Still, when it comes to batting average, it's difficult to argue that hitters as a group are suffering from shift-related problems. This season, for example, Major Leaguers have combined for a .300 average on balls in play (BABIP). That figure actually rises to .305 against shifts.
Many top left-handed hitters who see a significant number of shifts also seem to have no trouble handling them. National League batting leader Daniel Murphy (.355), for example, owns a .349 BABIP, including .361 in 95 at-bats against the shift. Ortiz (.332) leads all hitters with 248 shifted at-bats, and his .331 BABIP in those chances is higher than his overall mark. Others, such as Robinson Canó and Carlos González, have been similarly successful.
"I guess now it's part of the game," Ortiz told the Globe last year. "I don't really put attention to it anymore. I just let the ball get deep, put a good swing on it, and whatever happens, happens."

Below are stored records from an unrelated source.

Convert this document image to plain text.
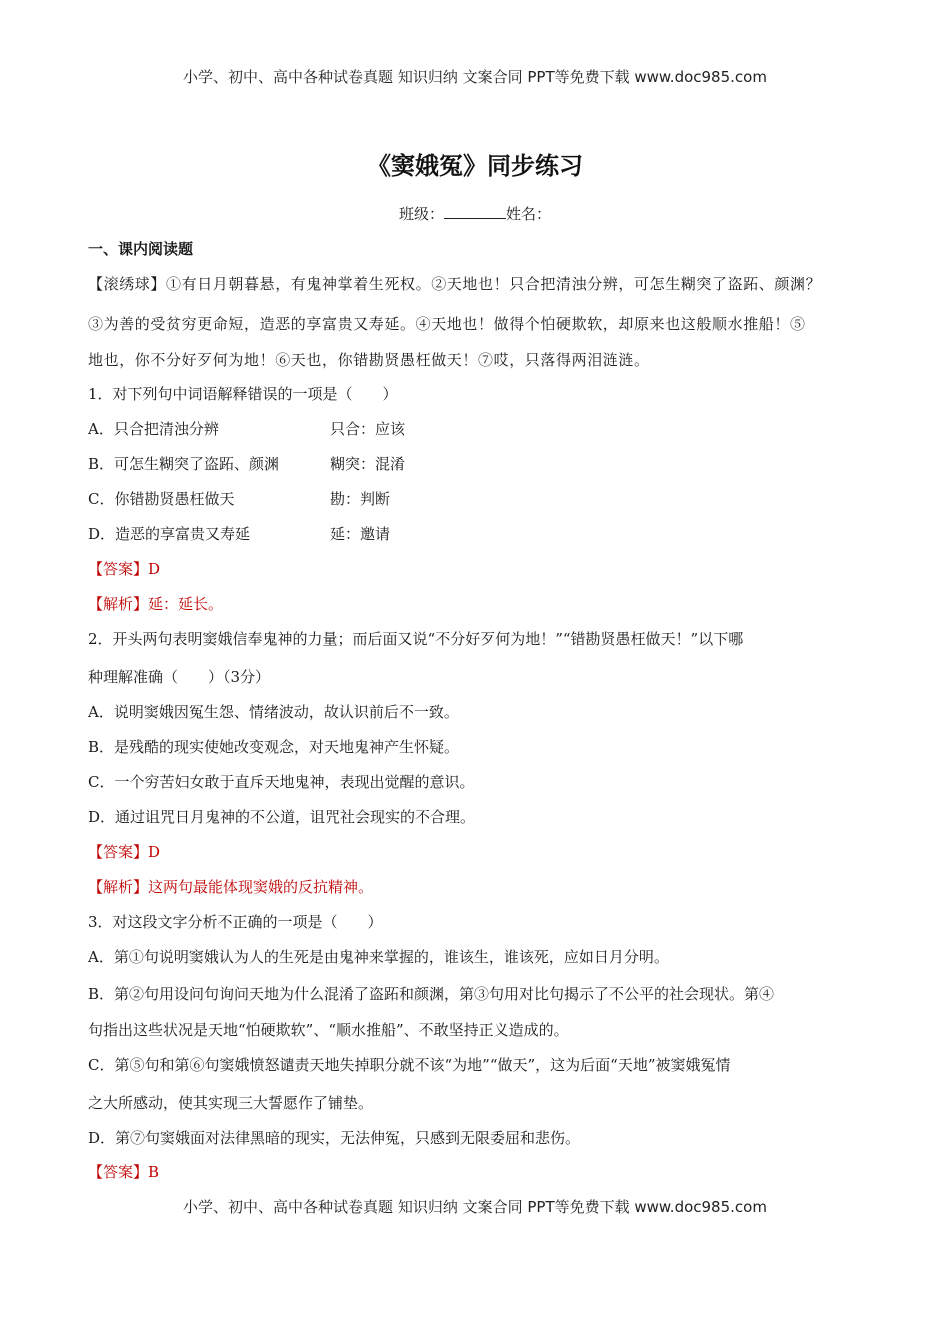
小学、初中、高中各种试卷真题 知识归纳 文案合同 PPT等免费下载 www.doc985.com
《窦娥冤》同步练习
班级：	姓名：
一、课内阅读题
【滚绣球】①有日月朝暮悬，有鬼神掌着生死权。②天地也！只合把清浊分辨，可怎生糊突了盗跖、颜渊？
③为善的受贫穷更命短，造恶的享富贵又寿延。④天地也！做得个怕硬欺软，却原来也这般顺水推船！⑤
地也，你不分好歹何为地！⑥天也，你错勘贤愚枉做天！⑦哎，只落得两泪涟涟。
1．对下列句中词语解释错误的一项是（　　）
A．只合把清浊分辨	只合：应该
B．可怎生糊突了盗跖、颜渊	糊突：混淆
C．你错勘贤愚枉做天	勘：判断
D．造恶的享富贵又寿延	延：邀请
【答案】D
【解析】延：延长。
2．开头两句表明窦娥信奉鬼神的力量；而后面又说“不分好歹何为地！”“错勘贤愚枉做天！”以下哪
种理解准确（　　）（3分）
A．说明窦娥因冤生怨、情绪波动，故认识前后不一致。
B．是残酷的现实使她改变观念，对天地鬼神产生怀疑。
C．一个穷苦妇女敢于直斥天地鬼神，表现出觉醒的意识。
D．通过诅咒日月鬼神的不公道，诅咒社会现实的不合理。
【答案】D
【解析】这两句最能体现窦娥的反抗精神。
3．对这段文字分析不正确的一项是（　　）
A．第①句说明窦娥认为人的生死是由鬼神来掌握的，谁该生，谁该死，应如日月分明。
B．第②句用设问句询问天地为什么混淆了盗跖和颜渊，第③句用对比句揭示了不公平的社会现状。第④
句指出这些状况是天地“怕硬欺软”、“顺水推船”、不敢坚持正义造成的。
C．第⑤句和第⑥句窦娥愤怒谴责天地失掉职分就不该“为地”“做天”，这为后面“天地”被窦娥冤情
之大所感动，使其实现三大誓愿作了铺垫。
D．第⑦句窦娥面对法律黑暗的现实，无法伸冤，只感到无限委屈和悲伤。
【答案】B
小学、初中、高中各种试卷真题 知识归纳 文案合同 PPT等免费下载 www.doc985.com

On the other hand, the shift has hurt certain hitters over the years. Take Mark Teixeira. Opponents have shifted against the switch-hitter more than 1,000 times since 2010 -- putting him seventh in MLB -- and he has posted a .229 BABIP in those situations, compared with .261 against no shift. Current Yankees teammate Brian McCann has faced a shift a similar number of times and experienced an even bigger BABIP gap -- .237 when shifted vs. .281 when played traditionally.
What those numbers also don't account for is balls not put in play, and it's certainly possible that a shifted defense could cause a batter to change his approach enough to force more strikeouts. That could depress batting average without hurting BABIP.
But regardless of any of those stats, and the strategy's many critics, it seems clear that the shift isn't going away any time soon. Three-quarters of a century after the White Sox tried and failed to interrupt Williams' quest for .400, it's a bigger part of the game than ever.